Radhakrishnan aka Rocky is a 25-year-old 10th grade drop-out who is looked down upon by his father Ramakrishnan because of his sharp contrast to the rest of the family, who are well-qualified in education. Rocky spends most of his time in a mechanic shop with his friends. Rocky's friends advise him to love and marry a well-educated girl so his name will be added with her name after marriage (i.e. indirectly he gets a degree after his name). He looks around by hovering around women's colleges to find a perfect girl for his mission. He succeeds in his attempt and makes Gayathri, a well-educated rich girl, fall in love with him. He starts to love her and takes her to a shopping mall where she is confronted by a group of rogues who work for Rami Reddy, a rival of her father Samarasimha Reddy, a notorious don in Andhra Pradesh who protects his daughter by destroying the gang and taking her back to Andhra from Tamil Nadu. Rocky goes to thug-for-hire Assault Arumugam to help him marry Gayathri. Rocky saves Gayathri from Rami and follows her home, where he leaarns that another Tirunelveli-based rowdy named Kasi Anandan, whose brother he accidentally kills in beginning of the film, has put a price on his head. Kasi declares that if Rocky wins him in hand-to-hand combat, he will never be disturbed by him. Rocky accepts his deal and smashes him down. The movie ends as Rocky walks out while his gang applauds for him.

== Production ==
The film's title was derived from a 1985 film with permission from Sri Eswari Productions, its producers. Filming began in April 2008. Vadivelu shot for the film for two days before being replaced by Vivek. A song sequence was shot in Interlaken, Switzerland.

== Soundtrack ==
The soundtrack was composed by Mani Sharma.

Track listing
| No. | Title | Lyrics | Singer(s) | Length |
|---|---|---|---|---|
| 1. | "Hey Vetri Velaa" | Pa. Vijay | Ranjith, Naveen Madhav | 4:50 |
| 2. | "Hey Rosu Rosu" | Thabu Shankar | Janani Madhan (Jey), Ranjith | 5:00 |
| 3. | "Raanki Rangamma" | Pa.
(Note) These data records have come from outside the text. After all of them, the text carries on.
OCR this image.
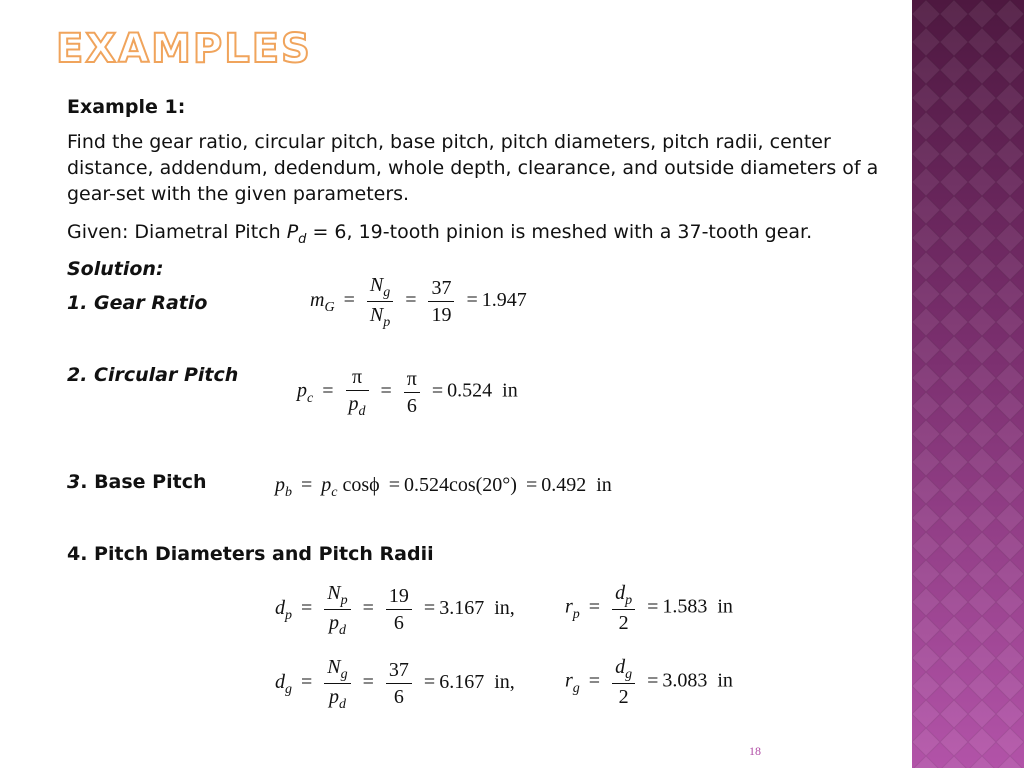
EXAMPLES

Example 1:

Find the gear ratio, circular pitch, base pitch, pitch diameters, pitch radii, center distance, addendum, dedendum, whole depth, clearance, and outside diameters of a gear-set with the given parameters.

Given: Diametral Pitch $P_d = 6$, 19-tooth pinion is meshed with a 37-tooth gear.

Solution:

1. Gear Ratio

2. Circular Pitch

3. Base Pitch

4. Pitch Diameters and Pitch Radii

$m_G = \frac{N_g}{N_p} = \frac{37}{19} = 1.947$
$p_c = \frac{\pi}{p_d} = \frac{\pi}{6} = 0.524$ in
$p_b = p_c$ cosϕ = 0.524cos(20°) = 0.492 in
$d_p = \frac{N_p}{p_d} = \frac{19}{6} = 3.167$ in,	$r_p = \frac{d_p}{2} = 1.583$ in
$d_g = \frac{N_g}{p_d} = \frac{37}{6} = 6.167$ in,	$r_g = \frac{d_g}{2} = 3.083$ in
18
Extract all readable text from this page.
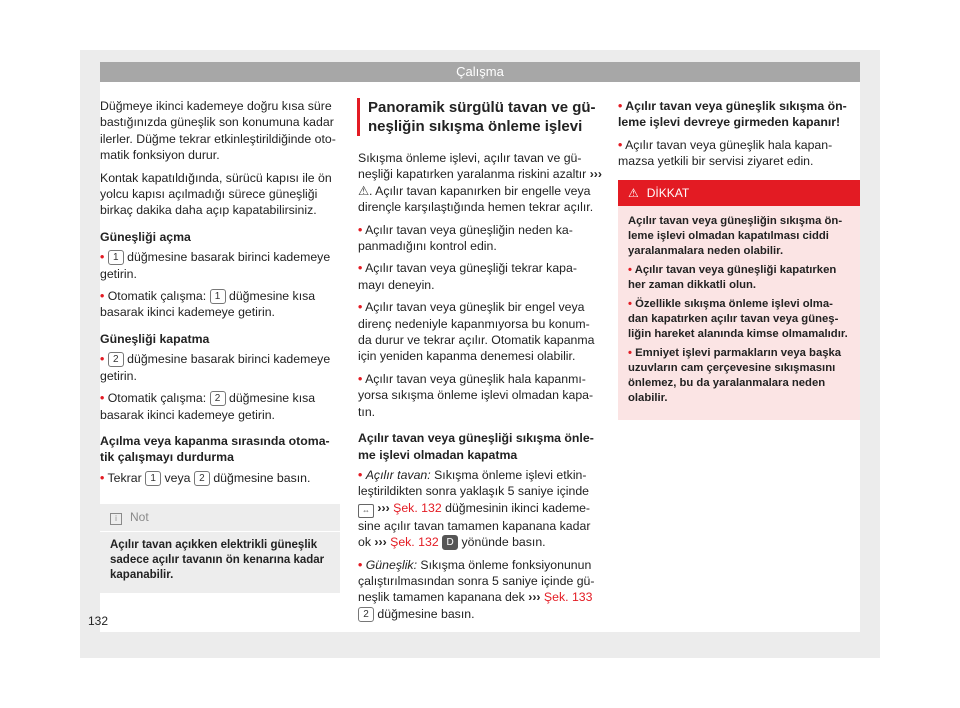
Çalışma

Düğmeye ikinci kademeye doğru kısa süre bastığınızda güneşlik son konumuna kadar ilerler. Düğme tekrar etkinleştirildiğinde oto-matik fonksiyon durur.

Kontak kapatıldığında, sürücü kapısı ile ön yolcu kapısı açılmadığı sürece güneşliği birkaç dakika daha açıp kapatabilirsiniz.

Güneşliği açma

• 1 düğmesine basarak birinci kademeye getirin.

• Otomatik çalışma: 1 düğmesine kısa basarak ikinci kademeye getirin.

Güneşliği kapatma

• 2 düğmesine basarak birinci kademeye getirin.

• Otomatik çalışma: 2 düğmesine kısa basarak ikinci kademeye getirin.

Açılma veya kapanma sırasında otoma-tik çalışmayı durdurma

• Tekrar 1 veya 2 düğmesine basın.

i Not
Açılır tavan açıkken elektrikli güneşlik sadece açılır tavanın ön kenarına kadar kapanabilir.
Panoramik sürgülü tavan ve gü-neşliğin sıkışma önleme işlevi

Sıkışma önleme işlevi, açılır tavan ve gü-neşliği kapatırken yaralanma riskini azaltır ››› ⚠. Açılır tavan kapanırken bir engelle veya dirençle karşılaştığında hemen tekrar açılır.

• Açılır tavan veya güneşliğin neden ka-panmadığını kontrol edin.

• Açılır tavan veya güneşliği tekrar kapa-mayı deneyin.

• Açılır tavan veya güneşlik bir engel veya direnç nedeniyle kapanmıyorsa bu konum-da durur ve tekrar açılır. Otomatik kapanma için yeniden kapanma denemesi olabilir.

• Açılır tavan veya güneşlik hala kapanmı-yorsa sıkışma önleme işlevi olmadan kapa-tın.

Açılır tavan veya güneşliği sıkışma önle-me işlevi olmadan kapatma

• Açılır tavan: Sıkışma önleme işlevi etkin-leştirildikten sonra yaklaşık 5 saniye içinde ⇔ ››› Şek. 132 düğmesinin ikinci kademe-sine açılır tavan tamamen kapanana kadar ok ››› Şek. 132 D yönünde basın.

• Güneşlik: Sıkışma önleme fonksiyonunun çalıştırılmasından sonra 5 saniye içinde gü-neşlik tamamen kapanana dek ››› Şek. 133
2 düğmesine basın.

• Açılır tavan veya güneşlik sıkışma ön-leme işlevi devreye girmeden kapanır!

• Açılır tavan veya güneşlik hala kapan-mazsa yetkili bir servisi ziyaret edin.

⚠ DİKKAT

Açılır tavan veya güneşliğin sıkışma ön-leme işlevi olmadan kapatılması ciddi yaralanmalara neden olabilir.

• Açılır tavan veya güneşliği kapatırken her zaman dikkatli olun.

• Özellikle sıkışma önleme işlevi olma-dan kapatırken açılır tavan veya güneş-liğin hareket alanında kimse olmamalıdır.

• Emniyet işlevi parmakların veya başka uzuvların cam çerçevesine sıkışmasını önlemez, bu da yaralanmalara neden olabilir.

132
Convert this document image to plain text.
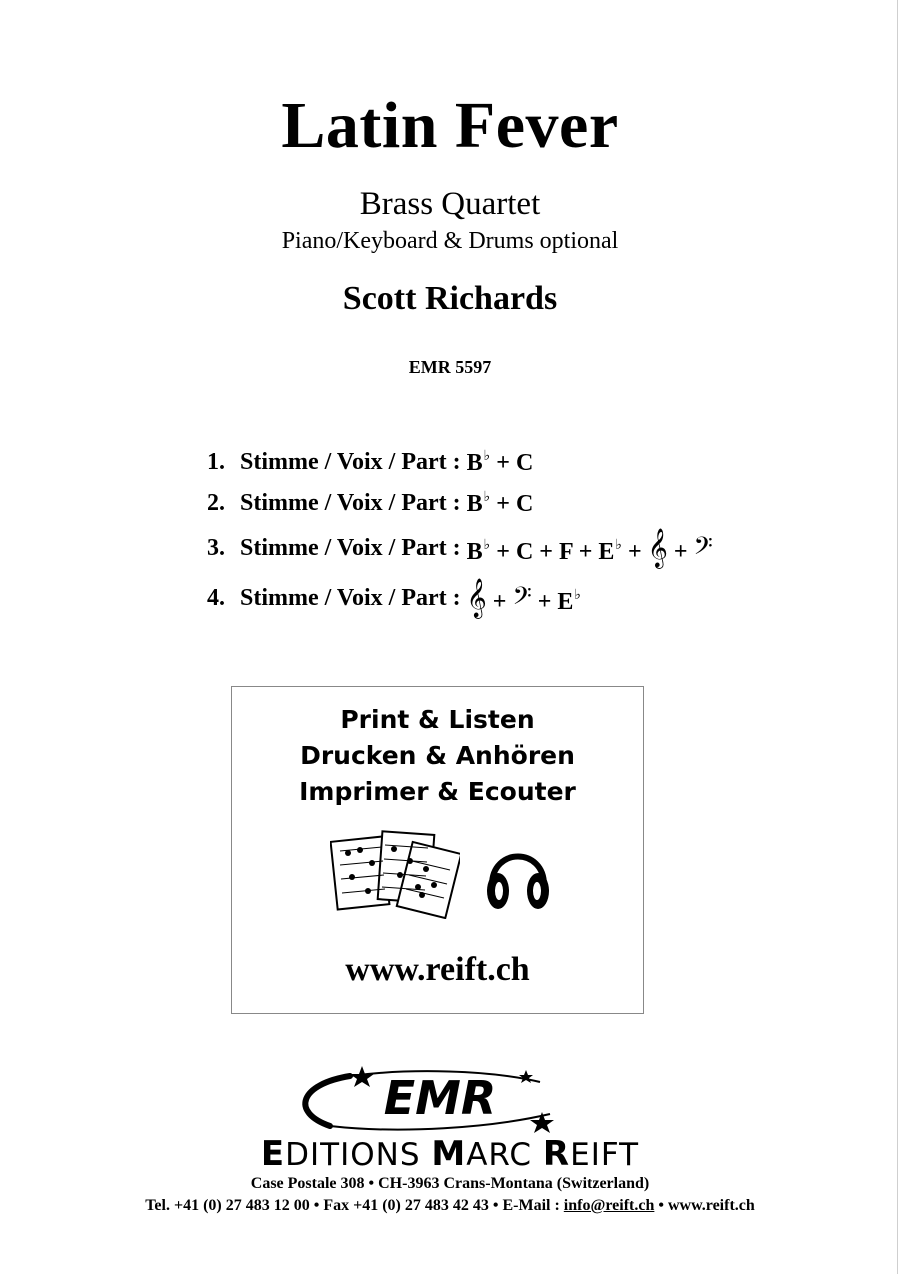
Latin Fever
Brass Quartet
Piano/Keyboard & Drums optional
Scott Richards
EMR 5597
1. Stimme / Voix / Part :
B♭ + C
2. Stimme / Voix / Part :
B♭ + C
3. Stimme / Voix / Part :
B♭ + C + F + E♭ + 𝄞 + 𝄢
4. Stimme / Voix / Part :
𝄞 + 𝄢 + E♭
Print & Listen
Drucken & Anhören
Imprimer & Ecouter
www.reift.ch
EMR
EDITIONS MARC REIFT
Case Postale 308 • CH-3963 Crans-Montana (Switzerland)
Tel. +41 (0) 27 483 12 00 • Fax +41 (0) 27 483 42 43 • E-Mail : info@reift.ch • www.reift.ch
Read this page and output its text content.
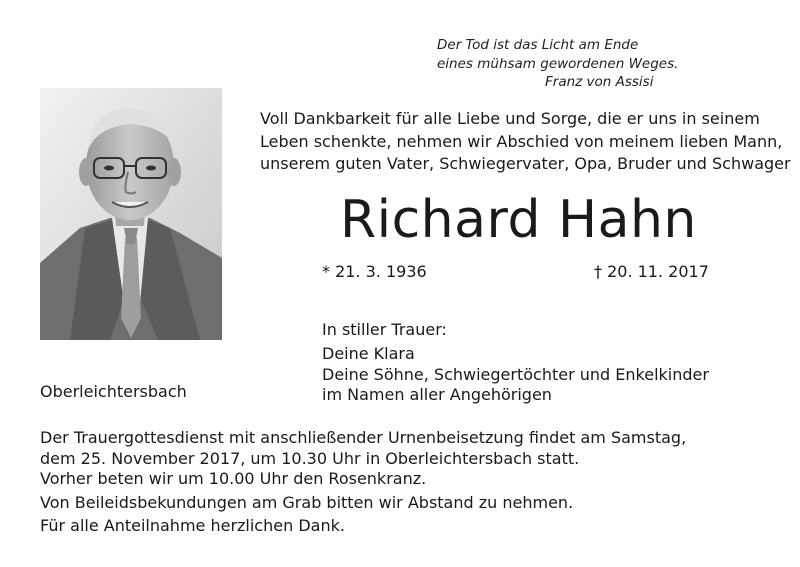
Der Tod ist das Licht am Ende
eines mühsam gewordenen Weges.
Franz von Assisi
Voll Dankbarkeit für alle Liebe und Sorge, die er uns in seinem
Leben schenkte, nehmen wir Abschied von meinem lieben Mann,
unserem guten Vater, Schwiegervater, Opa, Bruder und Schwager
Richard Hahn
* 21. 3. 1936	† 20. 11. 2017
In stiller Trauer:
Deine Klara
Deine Söhne, Schwiegertöchter und Enkelkinder
im Namen aller Angehörigen
Oberleichtersbach
Der Trauergottesdienst mit anschließender Urnenbeisetzung findet am Samstag,
dem 25. November 2017, um 10.30 Uhr in Oberleichtersbach statt.
Vorher beten wir um 10.00 Uhr den Rosenkranz.
Von Beileidsbekundungen am Grab bitten wir Abstand zu nehmen.
Für alle Anteilnahme herzlichen Dank.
Vijay | Udit Narayan, Malathy Lakshman | 4:47 |
| 4. | "Kadavulum Kadhalum" | Snehan | Karthik, Harini, Hemachandra (Humming) | 5:17 |
| 5. | "Appa Amma Vilayattu" | Snehan | Ranjith, Saindhavi | 4:44 |
| Total length: |  |  |  | 23:27 |

== Critical reception ==
The Times of India wrote, "Padikathavan is worth a watch for its unadulterated masala." Rediff.com wrote, "Padikkathavan isn't meant for lovers of serious or meaningful cinema but if you're in the mood for three hours of pure entertainment, this one is your best bet." Sify wrote, "There is nothing new in director Suraaj's story which seems to have been etched out of various earlier films". The Hindu wrote, "Suraaj’s treatment allows the story to hang loose and end abruptly. The magic of the beginning is lost when the narration begins to take an entirely different route leaving the earlier part high and dry".